Vibration probes play a crucial role in turbine applications, serving four primary protective functions:

  • Vibration Proximity Monitoring: Detects peak-to-peak radial displacement of the shaft, utilizing non-contacting probes and Proximitors to identify alarms, trips, and faults related to shaft motion in journal bearings.
  • Rotor Axial Position Monitoring: Observes the motion of the thrust collar on the turbine rotor through a probe mounted in a bracket assembly off the thrust bearing casing. This system detects thrust bearing wear alarms, trips, and faults.
  • Differential Expansion Monitoring: Utilizes non-contacting probes and Proximitors to detect alarms, trips, and faults related to excessive expansion differential between the rotor and the turbine casing.
  • Rotor Eccentricity Monitoring: Continuously senses the shaft surface adjacent to the probe, updating turbine control systems. It calculates eccentricity once per revolution during turning gear operation, providing alarm and fault indications.


  • Probe Power Supply: The Vibration Monitor (VVIB) board provides power to the probes by stepping down the voltage from the -28 V DC bus to -24 V DC. Each probe supply is current-limited to ensure safe operation.
  • Transducer Load: Each transducer connected to the VVIB board imposes a load of 12 mA. This current requirement is factored into the overall design to ensure proper power distribution and stability.
  • Signal Sampling: The VVIB board employs a 16-bit Analog-to-Digital (A/D) converter for probe signal sampling. However, the effective resolution is 14 bits, ensuring accurate representation of the vibration data.
  • Buffered Outputs: The board features buffered outputs to ensure signal accuracy when interfacing with the Bently Nevada 3500 vibration analysis system. The amplitude accuracy of these buffered outputs is maintained at an impressive 0.1%, providing reliable data for precise vibration analysis and diagnostics.

Sampling Rates

During operation, the VVIB board samples probe signals at a rate of 4,600 samples per second in fast scan mode, applicable when the turbine speed ranges from 4,000 to 17,500 rpm. For speeds below 4,000 rpm or when nine or more probes are in use, the sampling rate is reduced to 2,586 samples per second. All inputs are sampled simultaneously within time windows of 160 ms, ensuring synchronized data acquisition.

Rated RPM Configuration

The configuration of the VVIB board depends on the rated revolutions per minute (RPM) of the turbine:

  • If the rated RPM exceeds 4,000, the board supports the use of eight vibration channels, with the remaining channels allocated for proximity or position monitoring.
  • If the rated RPM is below 4,000, the board can accommodate up to 16 vibration channels, alongside other probe types such as proximity or position sensors.

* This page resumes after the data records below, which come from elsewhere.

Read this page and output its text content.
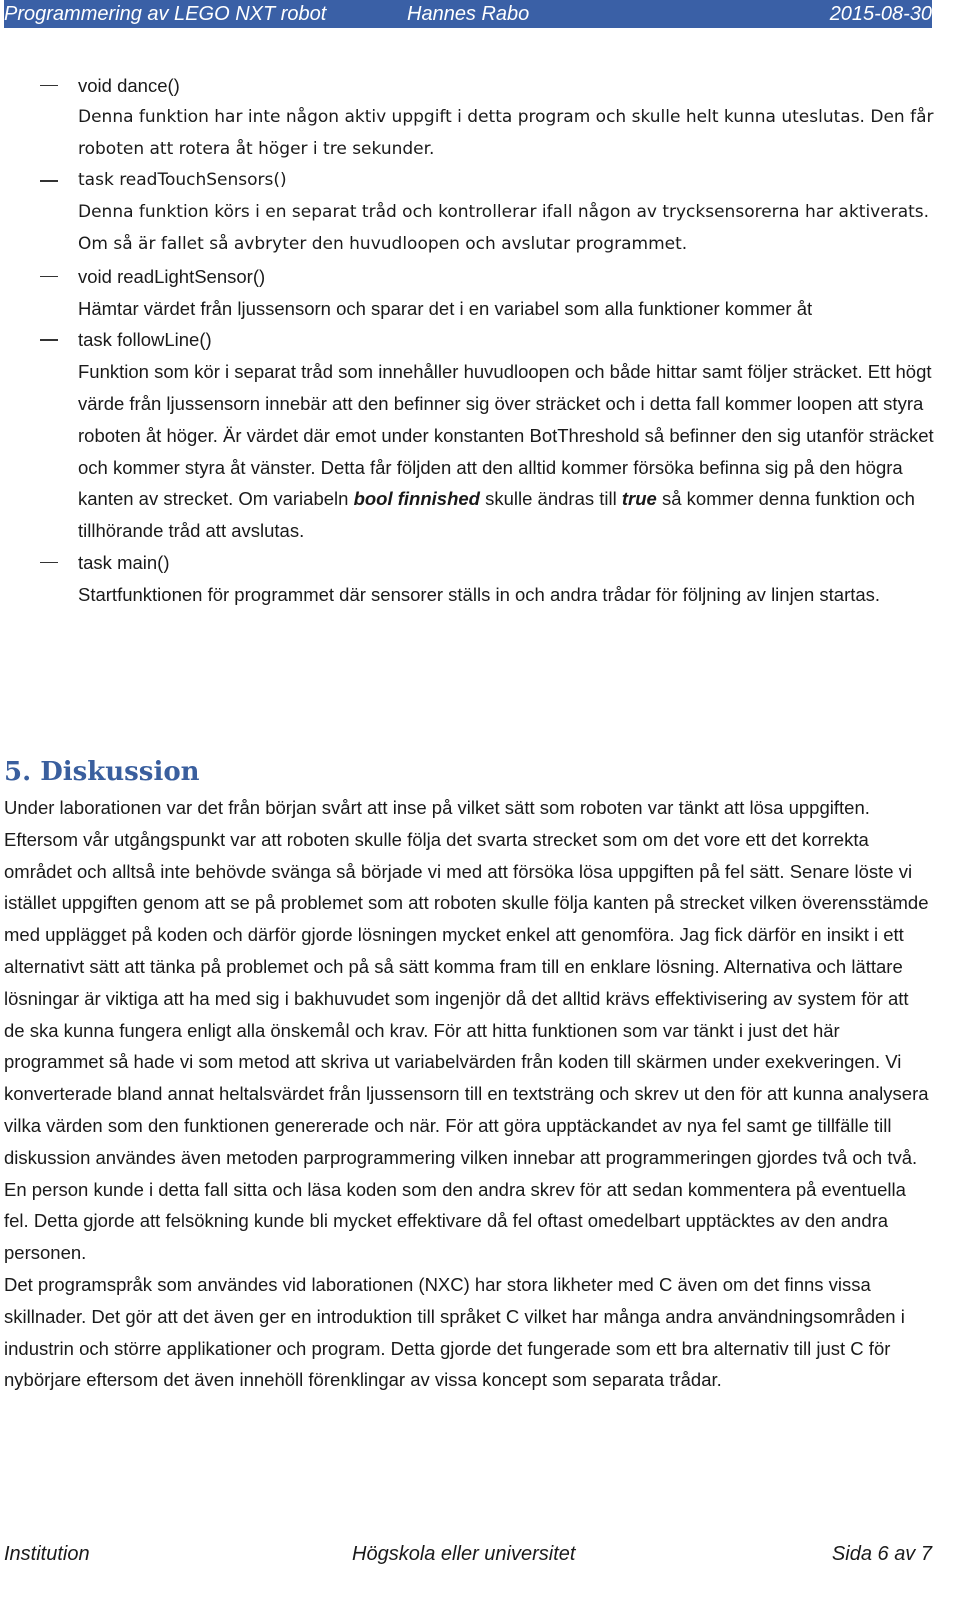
Programmering av LEGO NXT robot	Hannes Rabo	2015-08-30
void dance()
Denna funktion har inte någon aktiv uppgift i detta program och skulle helt kunna uteslutas. Den får roboten att rotera åt höger i tre sekunder.
task readTouchSensors()
Denna funktion körs i en separat tråd och kontrollerar ifall någon av trycksensorerna har aktiverats. Om så är fallet så avbryter den huvudloopen och avslutar programmet.
void readLightSensor()
Hämtar värdet från ljussensorn och sparar det i en variabel som alla funktioner kommer åt
task followLine()
Funktion som kör i separat tråd som innehåller huvudloopen och både hittar samt följer sträcket. Ett högt värde från ljussensorn innebär att den befinner sig över sträcket och i detta fall kommer loopen att styra roboten åt höger. Är värdet där emot under konstanten BotThreshold så befinner den sig utanför sträcket och kommer styra åt vänster. Detta får följden att den alltid kommer försöka befinna sig på den högra kanten av strecket. Om variabeln bool finnished skulle ändras till true så kommer denna funktion och tillhörande tråd att avslutas.
task main()
Startfunktionen för programmet där sensorer ställs in och andra trådar för följning av linjen startas.
5. Diskussion

Under laborationen var det från början svårt att inse på vilket sätt som roboten var tänkt att lösa uppgiften. Eftersom vår utgångspunkt var att roboten skulle följa det svarta strecket som om det vore ett det korrekta området och alltså inte behövde svänga så började vi med att försöka lösa uppgiften på fel sätt. Senare löste vi istället uppgiften genom att se på problemet som att roboten skulle följa kanten på strecket vilken överensstämde med upplägget på koden och därför gjorde lösningen mycket enkel att genomföra. Jag fick därför en insikt i ett alternativt sätt att tänka på problemet och på så sätt komma fram till en enklare lösning. Alternativa och lättare lösningar är viktiga att ha med sig i bakhuvudet som ingenjör då det alltid krävs effektivisering av system för att de ska kunna fungera enligt alla önskemål och krav. För att hitta funktionen som var tänkt i just det här programmet så hade vi som metod att skriva ut variabelvärden från koden till skärmen under exekveringen. Vi konverterade bland annat heltalsvärdet från ljussensorn till en textsträng och skrev ut den för att kunna analysera vilka värden som den funktionen genererade och när. För att göra upptäckandet av nya fel samt ge tillfälle till diskussion användes även metoden parprogrammering vilken innebar att programmeringen gjordes två och två. En person kunde i detta fall sitta och läsa koden som den andra skrev för att sedan kommentera på eventuella fel. Detta gjorde att felsökning kunde bli mycket effektivare då fel oftast omedelbart upptäcktes av den andra personen.

Det programspråk som användes vid laborationen (NXC) har stora likheter med C även om det finns vissa skillnader. Det gör att det även ger en introduktion till språket C vilket har många andra användningsområden i industrin och större applikationer och program. Detta gjorde det fungerade som ett bra alternativ till just C för nybörjare eftersom det även innehöll förenklingar av vissa koncept som separata trådar.

Institution	Högskola eller universitet	Sida 6 av 7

World of Controls has the most comprehensive collection of GE Mark VI components. Please contact WOC as soon as possible if you require any extra information.

Frequently Asked Questions

What is IS200VVIBH1CAB?
It is a Resistance Temperature Device terminal board developed by GE.

What diagnostics are performed on the vibration probe inputs?
The system conducts both high/low limit checks on the input signal, utilizing both hardware and software methods. The software limit check is adjustable in the field, ensuring flexibility in monitoring parameters.

What conditions trigger a probe fault, alarm, or trip?
A fault, alarm, or trip condition occurs if either of an X or Y probe pair exceeds its preset limits. This comprehensive approach ensures timely detection and response to potential issues, enhancing system reliability.

How does the application software handle vibration trips in the presence of probe faults?
The application software incorporates logic to prevent a vibration trip (the AC component) if a probe fault is detected based on the DC component. This preventive measure ensures that erroneous trips are avoided, maintaining system stability and minimizing downtime.

How are position inputs monitored for thrust wear protection, differential expansion, and eccentricity?
Position inputs for various protective functions undergo monitoring similar to vibration inputs. However, only the DC component of the signal is utilized for position indication, tailored to the specific requirements of thrust wear protection, differential expansion, and eccentricity monitoring.